This spring will see the end of shipments of liquefied natural gas (LNG) from Kenai, AK, to Japan, at least for a while. ConocoPhillips, 70% owner and operator of the Kenai LNG terminal, is mothballing the facility after more than 40 years of operation due to poor conditions in the Asian LNG market.

While the future of the facility is unclear, it could one day be converted to import LNG, allowed ConocoPhillips spokeswoman Natalie Lowman. “The actual purpose of the mothballing of the plant is to preserve it for any future options that might come up,” she told NGI. “That might be exports or imports or any other configuration.”

Some have called for importing LNG to Alaska in order to make up for gas supply shortages in the state’s Southcentral region (see NGI, Jan. 3). A “bullet” pipeline from the North Slope has long been sought by others (see related story).

Since it shipped its first cargo to Japan in October 1969, the plant has sent all of its cargoes to Japan, save for one, Lowman said. The plant’s current long-term contract ends in March. Exports are to cease in April-May.

At its peak the Kenai terminal, in which Marathon Oil has a 30% stake, was exporting 63-68 Bcf/year with more than 30 tanker calls per year. However last year exports were about 30 Bcf, Lowman said.

“We’ve basically said we couldn’t secure the necessary sales and supply agreements that would allow the plant to operate in a commercially viable manner,” she said. However, the plant recently received an extension of its export license to 2013 from the federal government.

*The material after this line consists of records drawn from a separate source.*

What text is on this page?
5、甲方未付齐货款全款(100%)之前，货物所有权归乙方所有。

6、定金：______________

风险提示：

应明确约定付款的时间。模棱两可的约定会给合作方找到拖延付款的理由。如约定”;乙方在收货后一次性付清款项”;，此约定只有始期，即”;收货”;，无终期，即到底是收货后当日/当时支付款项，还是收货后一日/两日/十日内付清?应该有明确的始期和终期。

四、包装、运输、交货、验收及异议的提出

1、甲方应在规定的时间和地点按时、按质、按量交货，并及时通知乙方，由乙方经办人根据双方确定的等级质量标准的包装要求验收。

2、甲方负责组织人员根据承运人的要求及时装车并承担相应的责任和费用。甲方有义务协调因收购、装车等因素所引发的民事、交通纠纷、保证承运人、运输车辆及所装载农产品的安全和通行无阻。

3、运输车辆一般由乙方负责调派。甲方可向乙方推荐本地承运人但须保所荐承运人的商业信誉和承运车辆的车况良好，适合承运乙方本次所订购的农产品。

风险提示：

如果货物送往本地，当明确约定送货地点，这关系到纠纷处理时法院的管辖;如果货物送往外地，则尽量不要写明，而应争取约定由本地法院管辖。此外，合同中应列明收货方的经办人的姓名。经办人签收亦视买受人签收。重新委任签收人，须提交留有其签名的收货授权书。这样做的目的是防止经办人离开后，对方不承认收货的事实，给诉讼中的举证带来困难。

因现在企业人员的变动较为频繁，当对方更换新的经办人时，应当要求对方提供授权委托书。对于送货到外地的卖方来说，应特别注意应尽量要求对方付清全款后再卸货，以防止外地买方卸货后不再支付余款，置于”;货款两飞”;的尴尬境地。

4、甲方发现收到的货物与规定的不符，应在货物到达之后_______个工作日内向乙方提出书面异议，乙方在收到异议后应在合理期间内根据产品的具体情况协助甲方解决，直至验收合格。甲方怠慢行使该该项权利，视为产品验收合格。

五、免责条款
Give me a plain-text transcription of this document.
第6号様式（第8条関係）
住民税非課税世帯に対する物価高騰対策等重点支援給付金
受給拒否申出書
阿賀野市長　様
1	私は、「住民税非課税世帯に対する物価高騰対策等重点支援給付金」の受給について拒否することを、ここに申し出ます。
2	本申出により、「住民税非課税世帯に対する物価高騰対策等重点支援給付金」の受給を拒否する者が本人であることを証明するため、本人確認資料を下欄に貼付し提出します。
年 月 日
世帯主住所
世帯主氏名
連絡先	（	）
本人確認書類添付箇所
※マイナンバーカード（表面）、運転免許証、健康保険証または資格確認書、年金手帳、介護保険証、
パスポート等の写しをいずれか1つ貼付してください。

In theory at least, gas that isn’t exported as LNG will be available to serve consumers, businesses and utilities in Southcentral Alaska, but Lowman said she couldn’t say how much additional gas that would amount to. “We are committed to honoring our local gas contracts, and we have those in addition to what we have done with our LNG exports,” she said.

ConocoPhillips said it intends to continue producing gas at its two Cook Inlet fields, Tyonek and Beluga, to supply the Southcentral market.

The closure of the facility will affect about 60 workers, half of them ConocoPhillips employees and the remainder employees of contractors to the facility.

Sen. Lisa Murkowski (R-Alaska) lamented the job losses. “The closure of the LNG plant will leave a huge hole in Kenai’s economy, and my first thought is for the employees and their families, many of whom are wondering what they’re going to do now,” she said. “This announcement highlights the urgent need we face to find a way to commercialize our North Slope gas reserves and create the kind of economic growth that will keep families in Alaska.”